When Sayers stopped writing the Wimsey books, in 1936 to concentrate on her masterful translation of Dante, she left one final book half finished. It was completed a few years ago by Jill Paton Walsh and released as “Thrones, Dominations”, a title that until the other week had completely puzzled me. It turns out that it’s a word play on the ranks of angels, who come, unbeknownst to this heathen, in the pecking order of Seraphim and Cherubim, followed by Thrones and Dominions, Virtues then Powers, Principalities then Archangels and finally plain old Angels. Of course, this is totally trivial, but it pleased me greatly to learn. As Sayers said:
The English language has a deceptive air of simplicity; so have some little frocks; but they are both not the kind of thing you can run up in half an hour with a machine.

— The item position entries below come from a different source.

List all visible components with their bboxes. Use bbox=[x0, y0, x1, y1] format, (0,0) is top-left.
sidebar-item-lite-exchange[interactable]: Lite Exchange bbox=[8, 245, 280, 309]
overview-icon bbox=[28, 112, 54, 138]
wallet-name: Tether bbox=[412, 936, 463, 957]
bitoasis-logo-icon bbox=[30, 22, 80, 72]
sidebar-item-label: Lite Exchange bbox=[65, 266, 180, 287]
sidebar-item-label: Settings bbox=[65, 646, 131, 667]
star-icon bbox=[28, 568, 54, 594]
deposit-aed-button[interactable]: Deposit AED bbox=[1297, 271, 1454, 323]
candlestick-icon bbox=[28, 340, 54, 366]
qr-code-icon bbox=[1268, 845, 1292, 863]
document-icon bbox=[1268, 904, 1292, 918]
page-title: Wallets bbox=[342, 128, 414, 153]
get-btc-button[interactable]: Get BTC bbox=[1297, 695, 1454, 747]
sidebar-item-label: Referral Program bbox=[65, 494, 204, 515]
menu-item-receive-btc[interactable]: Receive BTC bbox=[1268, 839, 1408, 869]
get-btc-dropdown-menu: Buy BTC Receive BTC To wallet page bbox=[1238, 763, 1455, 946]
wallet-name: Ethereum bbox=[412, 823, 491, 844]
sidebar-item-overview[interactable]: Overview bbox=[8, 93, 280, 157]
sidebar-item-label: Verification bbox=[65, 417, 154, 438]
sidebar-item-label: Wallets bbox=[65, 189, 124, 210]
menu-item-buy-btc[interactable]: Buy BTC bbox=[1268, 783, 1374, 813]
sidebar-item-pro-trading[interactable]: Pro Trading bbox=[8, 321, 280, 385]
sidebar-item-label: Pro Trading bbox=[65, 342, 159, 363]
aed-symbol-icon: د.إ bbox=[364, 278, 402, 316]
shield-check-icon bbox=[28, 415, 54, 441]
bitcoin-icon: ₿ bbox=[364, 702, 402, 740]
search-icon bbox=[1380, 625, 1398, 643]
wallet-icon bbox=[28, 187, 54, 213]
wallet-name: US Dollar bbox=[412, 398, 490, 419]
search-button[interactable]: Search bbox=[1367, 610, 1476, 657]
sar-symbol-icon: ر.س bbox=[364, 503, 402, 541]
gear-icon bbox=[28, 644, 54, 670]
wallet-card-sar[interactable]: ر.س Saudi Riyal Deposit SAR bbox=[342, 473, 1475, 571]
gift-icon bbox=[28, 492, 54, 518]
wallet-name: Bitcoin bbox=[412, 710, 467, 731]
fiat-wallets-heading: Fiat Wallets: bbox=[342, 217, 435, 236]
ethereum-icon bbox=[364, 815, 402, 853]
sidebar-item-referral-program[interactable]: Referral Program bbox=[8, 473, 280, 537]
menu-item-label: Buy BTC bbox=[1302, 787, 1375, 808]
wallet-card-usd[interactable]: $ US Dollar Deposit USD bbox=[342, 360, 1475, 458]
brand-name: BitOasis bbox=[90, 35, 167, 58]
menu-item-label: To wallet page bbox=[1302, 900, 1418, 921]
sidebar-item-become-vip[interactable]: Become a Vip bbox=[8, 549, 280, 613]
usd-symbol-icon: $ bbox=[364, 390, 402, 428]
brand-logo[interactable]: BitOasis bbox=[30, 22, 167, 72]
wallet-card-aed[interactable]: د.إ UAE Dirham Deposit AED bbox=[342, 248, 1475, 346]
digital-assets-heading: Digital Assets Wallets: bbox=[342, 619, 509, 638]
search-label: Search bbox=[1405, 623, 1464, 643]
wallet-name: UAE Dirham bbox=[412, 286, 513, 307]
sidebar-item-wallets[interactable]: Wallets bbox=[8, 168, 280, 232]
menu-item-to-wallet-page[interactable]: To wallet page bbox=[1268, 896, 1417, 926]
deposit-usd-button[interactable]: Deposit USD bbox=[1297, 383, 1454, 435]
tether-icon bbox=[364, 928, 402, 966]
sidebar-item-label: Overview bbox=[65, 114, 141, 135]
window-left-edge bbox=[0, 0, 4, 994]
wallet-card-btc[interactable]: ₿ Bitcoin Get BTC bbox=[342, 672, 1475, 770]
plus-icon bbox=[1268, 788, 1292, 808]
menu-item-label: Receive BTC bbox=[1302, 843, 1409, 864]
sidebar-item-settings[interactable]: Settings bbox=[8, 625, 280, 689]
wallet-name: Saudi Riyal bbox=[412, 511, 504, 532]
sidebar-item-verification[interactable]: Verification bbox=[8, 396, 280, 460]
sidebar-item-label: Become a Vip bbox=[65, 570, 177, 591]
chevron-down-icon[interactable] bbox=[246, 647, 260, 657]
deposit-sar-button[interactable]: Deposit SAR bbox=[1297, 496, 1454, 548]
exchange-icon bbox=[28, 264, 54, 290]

“A ship in harbour is safe, but that is not what ships are built for.” - William Shedd
Running through the Sahara for a week was just training, my friends.
More to come next week.
Art: Pablo Picasso’s painting set a new record at Sotheby’s last night: $104,000,000 for the Boy with a Pipe.
Politics: Single Republican - “…Despite the liberals you’ve been dating, there is hope out there.”, which is good, considering the voting by state, against average IQ. Poor science, most likely, but…
Technology: Hey Hey 16k. My life in flash, pretty much.
Powered by such RESTian wizardry as does rock the world, viz the All Consuming and Amazon Web Services, I’ve whipped up an Auctorial Ego Search widget. Here’s Cory Doctorow, and here’s Damian Barr, for whom I built the thing.
UPDATE: Here is a better start page, and I’ve added in information from Technorati for each commenting weblog. Check it out via Cory’s results again.
UPDATE AGAIN: I’ve added another tool name searching in Google and Technorati. Whilst I was sleeping, the chaps are Technorati bashed the holes out of their API, so it now works vaguely properly. Big up the Kevin, Dave and Adriaan posse.